The fight is not just sexism, it’s racism, ableism, xenophobia and transphobia. For many, you cannot separate these prejudices and that is something that many are still yet to understand to a depth where their verbal acknowledgment becomes impactful action that truly makes a difference. It’s great that we are beginning to see well documented arenas, such as Hollywood, slowly give non-White individuals their flowers, but that’s not enough. We need to see and feel more of that impact in our day to day.

So, this month I want to encourage you to look at your spaces and evaluate your surroundings. Is the company that you work for male dominated? Or are there some women, but not enough? Alternatively, is it that there are lots of women, but not a diverse enough group of us? Notice your spaces and advocate for those environments to become more inclusive, for it is in embracing those that are different to us that we can grow as a people.

Everyone brings something to the table, and so long as someone is missing, the table is not complete.
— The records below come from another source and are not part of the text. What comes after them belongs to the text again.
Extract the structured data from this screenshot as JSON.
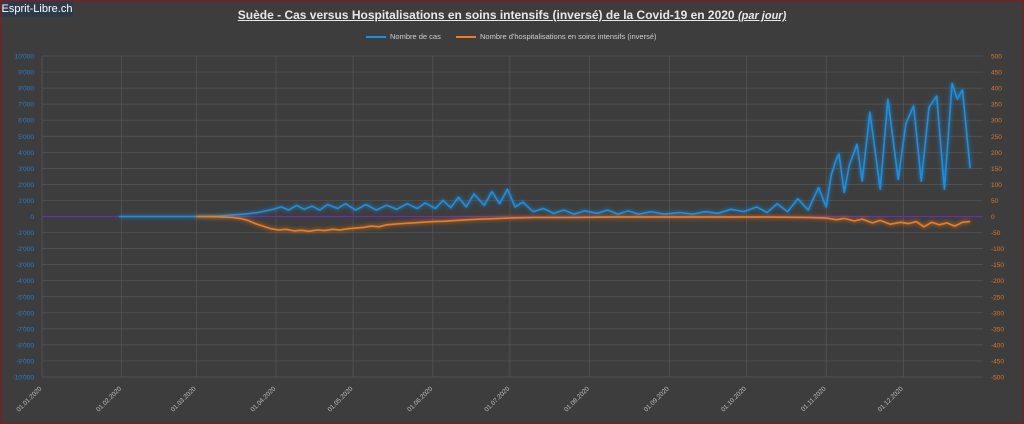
{
  "logo": {
    "text": "Esprit-Libre.ch"
  },
  "title": {
    "main": "Suède - Cas versus Hospitalisations en soins intensifs (inversé) de la Covid-19 en 2020",
    "sub": "(par jour)"
  },
  "colors": {
    "cases": "#1f8fe0",
    "icu": "#f07d1f",
    "zero_line": "#6a2fb0",
    "grid": "#575757",
    "axis_left": "#2a7bd0",
    "axis_right": "#e0762a"
  },
  "chart_data": {
    "type": "line",
    "title": "Suède - Cas versus Hospitalisations en soins intensifs (inversé) de la Covid-19 en 2020 (par jour)",
    "xlabel": "",
    "x_tick_labels": [
      "01.01.2020",
      "01.02.2020",
      "01.03.2020",
      "01.04.2020",
      "01.05.2020",
      "01.06.2020",
      "01.07.2020",
      "01.08.2020",
      "01.09.2020",
      "01.10.2020",
      "01.11.2020",
      "01.12.2020"
    ],
    "y_left": {
      "label": "",
      "range": [
        -10000,
        10000
      ],
      "ticks": [
        "10'000",
        "9'000",
        "8'000",
        "7'000",
        "6'000",
        "5'000",
        "4'000",
        "3'000",
        "2'000",
        "1'000",
        "0",
        "-1'000",
        "-2'000",
        "-3'000",
        "-4'000",
        "-5'000",
        "-6'000",
        "-7'000",
        "-8'000",
        "-9'000",
        "-10'000"
      ]
    },
    "y_right": {
      "label": "",
      "range": [
        -500,
        500
      ],
      "ticks": [
        "500",
        "450",
        "400",
        "350",
        "300",
        "250",
        "200",
        "150",
        "100",
        "50",
        "0",
        "-50",
        "-100",
        "-150",
        "-200",
        "-250",
        "-300",
        "-350",
        "-400",
        "-450",
        "-500"
      ]
    },
    "grid": true,
    "legend_position": "top",
    "series": [
      {
        "name": "Nombre de cas",
        "axis": "left",
        "points": [
          [
            "2020-01-31",
            0
          ],
          [
            "2020-02-15",
            0
          ],
          [
            "2020-03-01",
            0
          ],
          [
            "2020-03-10",
            30
          ],
          [
            "2020-03-15",
            100
          ],
          [
            "2020-03-20",
            150
          ],
          [
            "2020-03-25",
            250
          ],
          [
            "2020-03-28",
            350
          ],
          [
            "2020-03-31",
            450
          ],
          [
            "2020-04-03",
            600
          ],
          [
            "2020-04-06",
            400
          ],
          [
            "2020-04-09",
            700
          ],
          [
            "2020-04-12",
            450
          ],
          [
            "2020-04-15",
            650
          ],
          [
            "2020-04-18",
            400
          ],
          [
            "2020-04-21",
            750
          ],
          [
            "2020-04-25",
            500
          ],
          [
            "2020-04-28",
            800
          ],
          [
            "2020-05-02",
            400
          ],
          [
            "2020-05-06",
            750
          ],
          [
            "2020-05-10",
            400
          ],
          [
            "2020-05-14",
            700
          ],
          [
            "2020-05-18",
            450
          ],
          [
            "2020-05-22",
            800
          ],
          [
            "2020-05-26",
            500
          ],
          [
            "2020-05-29",
            850
          ],
          [
            "2020-06-02",
            500
          ],
          [
            "2020-06-05",
            1000
          ],
          [
            "2020-06-08",
            550
          ],
          [
            "2020-06-11",
            1200
          ],
          [
            "2020-06-14",
            600
          ],
          [
            "2020-06-17",
            1400
          ],
          [
            "2020-06-21",
            700
          ],
          [
            "2020-06-24",
            1550
          ],
          [
            "2020-06-27",
            800
          ],
          [
            "2020-06-30",
            1700
          ],
          [
            "2020-07-03",
            600
          ],
          [
            "2020-07-06",
            900
          ],
          [
            "2020-07-10",
            300
          ],
          [
            "2020-07-14",
            500
          ],
          [
            "2020-07-18",
            200
          ],
          [
            "2020-07-22",
            400
          ],
          [
            "2020-07-26",
            150
          ],
          [
            "2020-07-30",
            350
          ],
          [
            "2020-08-04",
            200
          ],
          [
            "2020-08-08",
            400
          ],
          [
            "2020-08-12",
            150
          ],
          [
            "2020-08-16",
            350
          ],
          [
            "2020-08-20",
            150
          ],
          [
            "2020-08-25",
            300
          ],
          [
            "2020-08-30",
            150
          ],
          [
            "2020-09-05",
            250
          ],
          [
            "2020-09-10",
            150
          ],
          [
            "2020-09-15",
            300
          ],
          [
            "2020-09-20",
            200
          ],
          [
            "2020-09-25",
            450
          ],
          [
            "2020-09-30",
            300
          ],
          [
            "2020-10-05",
            600
          ],
          [
            "2020-10-09",
            250
          ],
          [
            "2020-10-13",
            800
          ],
          [
            "2020-10-17",
            300
          ],
          [
            "2020-10-21",
            1100
          ],
          [
            "2020-10-25",
            400
          ],
          [
            "2020-10-29",
            1800
          ],
          [
            "2020-11-01",
            600
          ],
          [
            "2020-11-03",
            2600
          ],
          [
            "2020-11-05",
            3600
          ],
          [
            "2020-11-06",
            3900
          ],
          [
            "2020-11-08",
            1500
          ],
          [
            "2020-11-10",
            3200
          ],
          [
            "2020-11-13",
            4500
          ],
          [
            "2020-11-15",
            2200
          ],
          [
            "2020-11-18",
            6500
          ],
          [
            "2020-11-22",
            1700
          ],
          [
            "2020-11-25",
            7300
          ],
          [
            "2020-11-29",
            2300
          ],
          [
            "2020-12-02",
            5800
          ],
          [
            "2020-12-05",
            6900
          ],
          [
            "2020-12-08",
            2200
          ],
          [
            "2020-12-11",
            6800
          ],
          [
            "2020-12-14",
            7500
          ],
          [
            "2020-12-17",
            1700
          ],
          [
            "2020-12-20",
            8300
          ],
          [
            "2020-12-22",
            7300
          ],
          [
            "2020-12-24",
            7900
          ],
          [
            "2020-12-27",
            3000
          ]
        ]
      },
      {
        "name": "Nombre d'hospitalisations en soins intensifs (inversé)",
        "axis": "right",
        "points": [
          [
            "2020-03-01",
            0
          ],
          [
            "2020-03-10",
            -1
          ],
          [
            "2020-03-15",
            -3
          ],
          [
            "2020-03-18",
            -6
          ],
          [
            "2020-03-21",
            -12
          ],
          [
            "2020-03-24",
            -22
          ],
          [
            "2020-03-27",
            -30
          ],
          [
            "2020-03-30",
            -38
          ],
          [
            "2020-04-02",
            -42
          ],
          [
            "2020-04-05",
            -40
          ],
          [
            "2020-04-08",
            -45
          ],
          [
            "2020-04-11",
            -43
          ],
          [
            "2020-04-14",
            -46
          ],
          [
            "2020-04-17",
            -42
          ],
          [
            "2020-04-20",
            -44
          ],
          [
            "2020-04-23",
            -40
          ],
          [
            "2020-04-26",
            -42
          ],
          [
            "2020-04-29",
            -38
          ],
          [
            "2020-05-02",
            -36
          ],
          [
            "2020-05-05",
            -34
          ],
          [
            "2020-05-08",
            -30
          ],
          [
            "2020-05-11",
            -32
          ],
          [
            "2020-05-14",
            -26
          ],
          [
            "2020-05-17",
            -24
          ],
          [
            "2020-05-20",
            -22
          ],
          [
            "2020-05-24",
            -20
          ],
          [
            "2020-05-28",
            -18
          ],
          [
            "2020-06-01",
            -16
          ],
          [
            "2020-06-05",
            -15
          ],
          [
            "2020-06-10",
            -12
          ],
          [
            "2020-06-15",
            -10
          ],
          [
            "2020-06-20",
            -8
          ],
          [
            "2020-06-25",
            -7
          ],
          [
            "2020-06-30",
            -5
          ],
          [
            "2020-07-10",
            -3
          ],
          [
            "2020-07-25",
            -3
          ],
          [
            "2020-08-10",
            -2
          ],
          [
            "2020-08-25",
            -2
          ],
          [
            "2020-09-10",
            -2
          ],
          [
            "2020-09-25",
            -2
          ],
          [
            "2020-10-10",
            -2
          ],
          [
            "2020-10-25",
            -3
          ],
          [
            "2020-11-01",
            -5
          ],
          [
            "2020-11-05",
            -10
          ],
          [
            "2020-11-08",
            -6
          ],
          [
            "2020-11-12",
            -14
          ],
          [
            "2020-11-15",
            -8
          ],
          [
            "2020-11-19",
            -20
          ],
          [
            "2020-11-22",
            -12
          ],
          [
            "2020-11-26",
            -24
          ],
          [
            "2020-11-30",
            -18
          ],
          [
            "2020-12-03",
            -22
          ],
          [
            "2020-12-06",
            -16
          ],
          [
            "2020-12-09",
            -32
          ],
          [
            "2020-12-12",
            -18
          ],
          [
            "2020-12-15",
            -26
          ],
          [
            "2020-12-18",
            -20
          ],
          [
            "2020-12-21",
            -30
          ],
          [
            "2020-12-24",
            -18
          ],
          [
            "2020-12-27",
            -16
          ]
        ]
      }
    ]
  }
}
And with that said, kicking off with the month’s highlights, here are the stories of two women, whose tales are ones for the ages:

Eileen Gu

Eileen Gu, a San Francisco-born Chinese-American, made waves in last year’s Olympics when she made the decision to switch from team USA to China. Born to an American father and Chinese mother, Gu, a freestyle skier, proudly embraces her dual-citizenship and has often expressed gratitude for both places and how they’ve made her who she is today.

As a dual national myself, I found Gu’s story inspirational. Despite the backlash she received, the pressure to choose and the political tensions between the two countries, Gu has consistently claimed her two identities, stating: “I’m American when I’m in America and I’m Chinese when I’m in China.” Often, being a dual national comes with the risk of being perceived as a perpetual foreigner, but last year Gu defied those who sought to box her in and in all the Olympic glory that she has achieved since, continues to do so.

Ruby Bridges

At the tender age of six, Ruby Bridges cemented her place in the civil rights movement when she became the first African American student to integrate into an elementary school in the south in 1960. That year, a federal court ordered Louisiana to desegregate and create entrance exams for African American students. Ruby, along with five others passed. However, despite the acceptance of all six students, it was ultimately only Bridges who would attend William Frantz Elementary School.
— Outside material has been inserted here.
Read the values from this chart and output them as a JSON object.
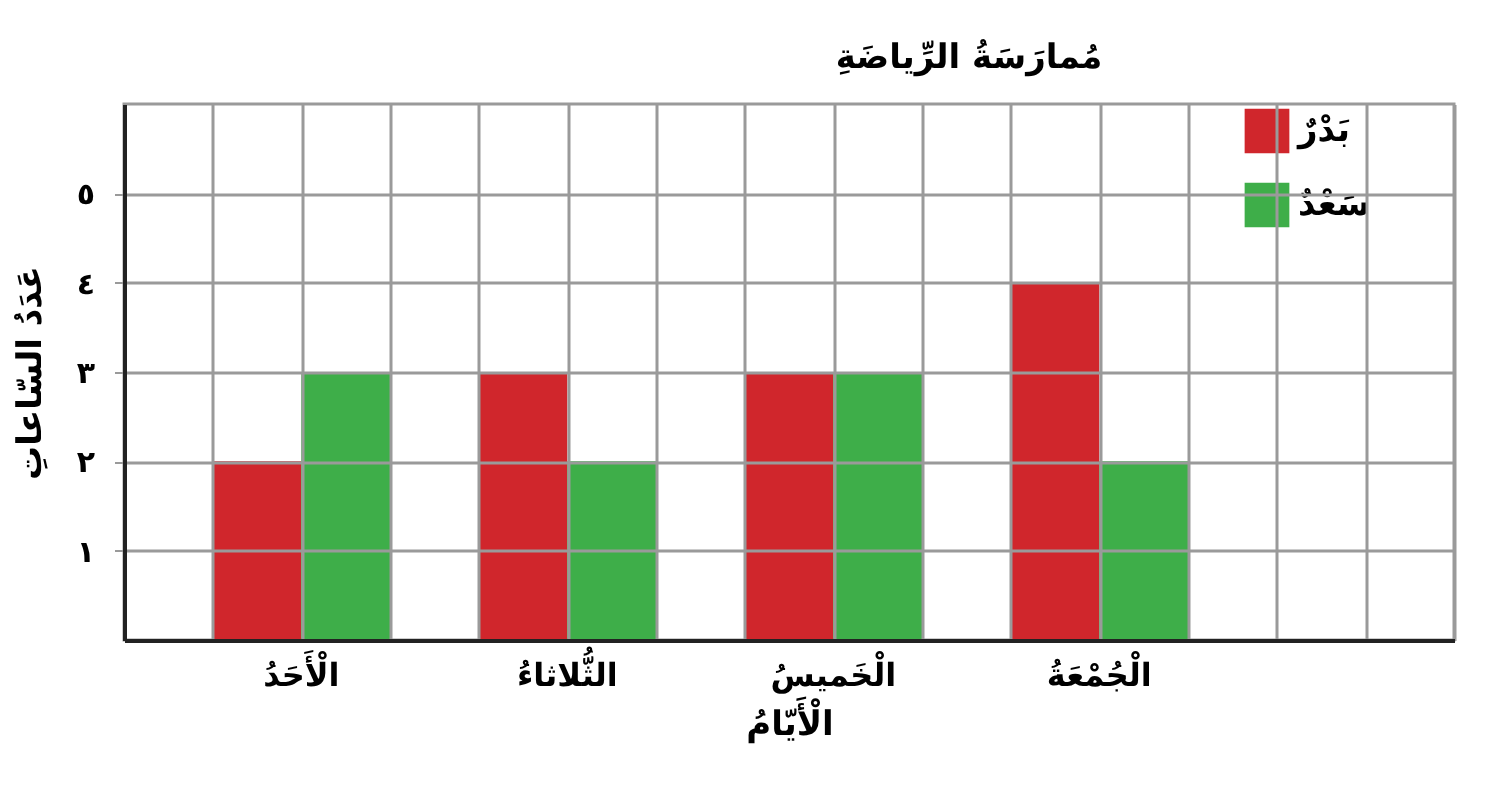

Bridges and her mother were escorted to and from school every day for a year by federal marshals who protected them from angry crowds and protesters screaming slurs. This included a woman who held out a doll in a coffin before them “that [she] used to have nightmares about”The above image is one of the most powerful to emerge from the civil rights movements. A young Bridges walks, small but unknowingly mighty, paving the way for the children of today.

In 1995, Robert Coles published his children’s book, The story of Ruby Bridges, which Bridges helped to promote by travelling the country and talking to children in schools about Black history in America, something she continues to do today.